PubMed (MEDLINE), Ovid-Embase, the Cochrane Central Register of Controlled Trials, EMBASE, Web of Science, and Clinical Evidence were searched to identify studies evaluating the effectiveness of music-based intervention on depression from inception to May 2020. Standardized mean differences (SMDs) were estimated with random-effect model and fixed-effect model.
A total of 55 RCTs were included in our meta-analysis. Music therapy exhibited a significant reduction in depressive symptom (SMD = -0.66; 95% CI = -0.86 to -0.46; P<0.001) compared with the control group; while, music medicine exhibited a stronger effect in reducing depressive symptom (SMD = -1.33; 95% CI = -1.96 to -0.70; P<0.001). Among the specific music therapy methods, recreative music therapy (SMD = -1.41; 95% CI = -2.63 to -0.20; P<0.001), guided imagery and music (SMD = -1.08; 95% CI = -1.72 to -0.43; P<0.001), music-assisted relaxation (SMD = -0.81; 95% CI = -1.24 to -0.38; P<0.001), music and imagery (SMD = -0.38; 95% CI = -0.81 to 0.06; P = 0.312), improvisational music therapy (SMD = -0.27; 95% CI = -0.49 to -0.05; P = 0.001), music and discuss (SMD = -0.26; 95% CI = -1.12 to 0.60; P = 0.225) exhibited a different effect respectively. Music therapy and music medicine both exhibited a stronger effects of short and medium length compared with long intervention periods.
A different effect of music therapy and music medicine on depression was observed in our present meta-analysis, and the effect might be affected by the therapy process.

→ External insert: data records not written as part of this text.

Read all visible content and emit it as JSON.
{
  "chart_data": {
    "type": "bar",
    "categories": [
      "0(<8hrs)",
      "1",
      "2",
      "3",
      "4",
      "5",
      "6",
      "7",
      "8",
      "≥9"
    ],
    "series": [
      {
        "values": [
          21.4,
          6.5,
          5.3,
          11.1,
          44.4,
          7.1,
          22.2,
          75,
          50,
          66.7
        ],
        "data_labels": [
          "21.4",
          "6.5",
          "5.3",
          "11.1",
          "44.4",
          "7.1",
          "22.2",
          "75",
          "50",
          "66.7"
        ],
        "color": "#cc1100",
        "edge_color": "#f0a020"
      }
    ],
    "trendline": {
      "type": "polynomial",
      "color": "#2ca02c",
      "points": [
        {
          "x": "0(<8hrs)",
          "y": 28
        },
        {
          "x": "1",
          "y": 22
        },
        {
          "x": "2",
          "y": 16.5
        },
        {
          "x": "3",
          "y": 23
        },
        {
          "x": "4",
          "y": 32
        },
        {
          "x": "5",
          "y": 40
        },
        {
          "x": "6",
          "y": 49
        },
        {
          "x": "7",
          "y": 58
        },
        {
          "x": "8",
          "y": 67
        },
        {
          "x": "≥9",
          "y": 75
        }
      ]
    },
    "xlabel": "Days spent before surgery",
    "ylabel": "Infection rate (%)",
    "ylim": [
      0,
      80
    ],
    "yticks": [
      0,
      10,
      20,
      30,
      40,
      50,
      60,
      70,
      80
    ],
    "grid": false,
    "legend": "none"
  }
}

A different effect of music therapy and music medicine on depression was observed in our present meta-analysis, and the effect might be affected by the therapy process.Winter activities on ice are culturally important for many countries, yet they constitute a high safety risk depending upon the stability of the ice. Because consistently cold periods are required to form stable and thick ice, warmer winters could degrade ice conditions and increase the likelihood of falling through the ice. This study provides the first large-scale assessment of winter drowning from 10 Northern Hemisphere countries. We documented over 4000 winter drowning events. Winter drownings increased exponentially in regions with warmer winters when air temperatures neared 0°C. The largest number of drownings occurred when winter air temperatures were between -5°C and 0°C, when ice is less stable, and also in regions where indigenous traditions and livelihood require extended time on ice. Rates of drowning were greatest late in the winter season when ice stability declines. Children and adults up to the age of 39 were at the highest risk of winter drownings. Beyond temperature, differences in cultures, regulations, and human behaviours can be important additional risk factors. Our findings indicate the potential for increased human mortality with warmer winter air temperatures. Incorporating drowning prevention plans would improve adaptation strategies to a changing climate.

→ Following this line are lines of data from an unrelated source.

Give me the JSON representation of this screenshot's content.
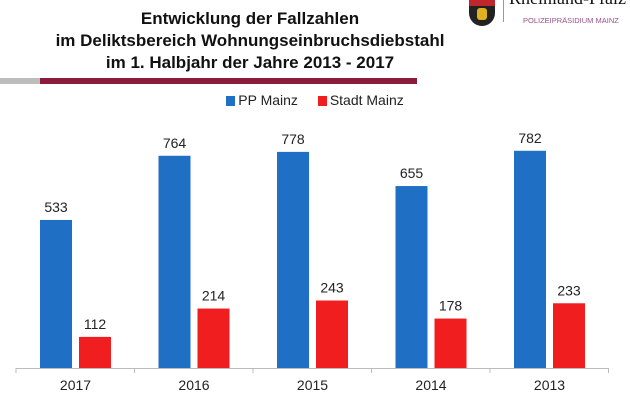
{
  "header": {
    "title_lines": [
      "Entwicklung der Fallzahlen",
      "im Deliktsbereich Wohnungseinbruchsdiebstahl",
      "im 1. Halbjahr der Jahre 2013 - 2017"
    ],
    "logo_name": "Rheinland-Pfalz",
    "logo_subtitle": "POLIZEIPRÄSIDIUM MAINZ",
    "accent_color": "#8a1c3c"
  },
  "chart_data": {
    "type": "bar",
    "title": "Entwicklung der Fallzahlen im Deliktsbereich Wohnungseinbruchsdiebstahl im 1. Halbjahr der Jahre 2013 - 2017",
    "categories": [
      "2017",
      "2016",
      "2015",
      "2014",
      "2013"
    ],
    "series": [
      {
        "name": "PP Mainz",
        "color": "#1f6fc5",
        "values": [
          533,
          764,
          778,
          655,
          782
        ]
      },
      {
        "name": "Stadt Mainz",
        "color": "#f01e1e",
        "values": [
          112,
          214,
          243,
          178,
          233
        ]
      }
    ],
    "xlabel": "",
    "ylabel": "",
    "ylim": [
      0,
      900
    ],
    "grid": false,
    "legend": "top-center",
    "data_labels": true
  }
}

The primary aim was to estimate the burnout prevalence among all medical students at the Medical School of the University of Cyprus. Secondary aims were to ascertain the predictors of burnout and its relationship with lifestyle habits, sleep quality and mental health.

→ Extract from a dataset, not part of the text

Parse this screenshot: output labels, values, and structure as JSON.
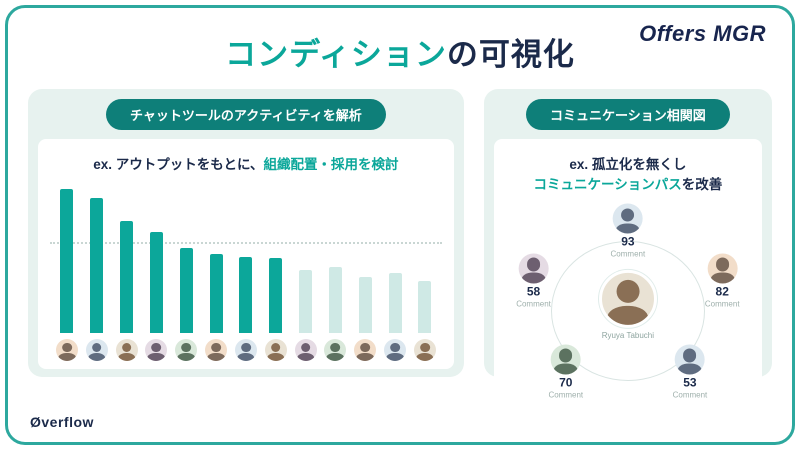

Burnout in the healthcare sector has drawn significant scientific attention over the last few years. selleck chemicals Recent research underscored the large burden of profession-related burnout among medical students.
An anonymous questionnaire was administered to all 189 eligible candidates. This included demographic and lifestyle characteristics. Sleep quality was assessed via the Pittsburg Sleep Quality Index, mental health was assessed via the mental health (MH) domain of the 36-item Short Form Health Survey (SF-36) and burnout with the Maslach Burnout Inventory-Student Survey (MBI-SS).
Overall response rate was 96.3%. The burnout prevalence was 18.1%. There was a significant linear effect of between the year of studies and the burnout frequency [F(1) = 5.